The flood of images and reports coming to us from New Orleans and the Gulf Coast over the past week have elicited shock, disbelief, sadness and, to many, a sense of shame. Twenty-five thousand trapped in a putrid, chaotic, partially destroyed Superdome without water or food for five days. Nearly as many fighting for survival in an even more dangerous Convention Center controlled by armed gangs. The sick and elderly, having run out of provisions and medicine, dying by the tens in the stifling heat and humidity. Dead, bloated bodies floating in the streets. Entire families desperately awaiting help on small patches of dry land beneath partially destroyed highway overpasses. Mayhem and rampant looting, sometimes for survival but often opportunistic. And virtually no significant governmental presence for days, just ever-greater chaos.

But in all the images from New Orleans, two details were particularly striking. First, appropriate governmental response was slow and appallingly insufficient. Second, virtually every victim suffering over the hellish week was black — yet blacks account for only 67 percent of the city’s 485,000 residents. Not until the convoys of military and National Guard trucks finally arrived late in the week did our television and computer screens show white faces in New Orleans. It seemed we were viewing the aftermath of some natural disaster or civil war in Haiti or Somalia, where poverty, race, bureaucratic paralysis and social chaos create a deadly combination that magnifies — exponentially — the suffering of the people.

There is, will be and should be much discussion on what went wrong and why. At the same time, the cleanup and rebuilding of New Orleans and the Gulf Coast region hit by Katrina will begin. Already, millions of dollars of aid are pouring in from around the country and the world. Congress has appropriated $10.5 billion in what President Bush termed a “down payment in disaster relief.” Better late than never, the Federal Emergency Management Agency and other agencies have mobilized to drain, dry and begin reconstructing this devastated region.

But regardless of the scale or success of the physical rehabilitation that will occur over the coming decades, there is another element of reconstruction that may be even more important: the rebuilding of our social fabric. And not just in New Orleans, but across the nation in places like Los Angeles, Detroit, Chicago, New York and even New Haven.

The Superdome — with its roof ripped off to expose the thousands of citizens living among growing squalor, violence and desperation — serves as a powerful metaphor.
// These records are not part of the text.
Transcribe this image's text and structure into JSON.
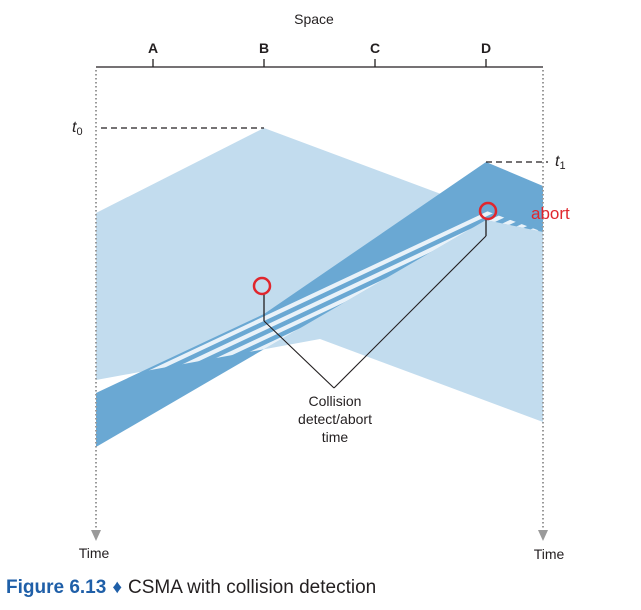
{
  "header": {
    "space_label": "Space"
  },
  "nodes": [
    "A",
    "B",
    "C",
    "D"
  ],
  "time_labels": {
    "t0_base": "t",
    "t0_sub": "0",
    "t1_base": "t",
    "t1_sub": "1",
    "left": "Time",
    "right": "Time"
  },
  "annotations": {
    "abort": "abort",
    "collision_lines": [
      "Collision",
      "detect/abort",
      "time"
    ]
  },
  "colors": {
    "light_signal": "#c2dcee",
    "dark_signal": "#6aa8d3",
    "stripe": "#ffffff",
    "highlight": "#e0262d",
    "line": "#231f20",
    "time_axis": "#9a9a9a",
    "caption_accent": "#1f5fa8"
  },
  "caption": {
    "label": "Figure 6.13",
    "separator": "♦",
    "text": "CSMA with collision detection"
  }
}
While we Americans support and want to believe in the idea of our nation as a place of equal opportunity and freedom, and while we preach these values to the wider world, the fact is that this veneer is as thin and fragile as the Superdome roof. With the rhetoric and spin peeled away, we are faced with the fact that a great many of our people, but especially those who are urban, poor, black and elderly, are marginalized. They live far off the radar screens of those who have relatively more access to information, money, education and opportunity. Aside from an occasionally close election (in which their vote is courted), or a riot, we do not see them … until a disaster such as Katrina occurs, and their lives are disproportionately destroyed. We who watch this are reminded and shamed.

If we are wise, we will use the devastation of Katrina to marshal resources and people to rebuild our social fabric as well as our physical infrastructure. President Bush should give voice to our collective sadness and shame, and articulate a vision of America that more fully includes the very people we often ignore.

As a resident of the Yale community, you too can have an impact. Give money to support the relief effort, but also invest some of your time, energy and intelligence in helping to rebuild the social fabric of marginalized communities in the “Superdome” around us. There are literally hundreds of organizations that need your help, whether its full time or just an hour a week. The Dwight Hall Service & Advocacy Bazaar on Sept. 13 from 7 to 9 p.m. is a great place to start.

Alex Mcintosh graduated from the School of Forestry & Environmental Studies in May.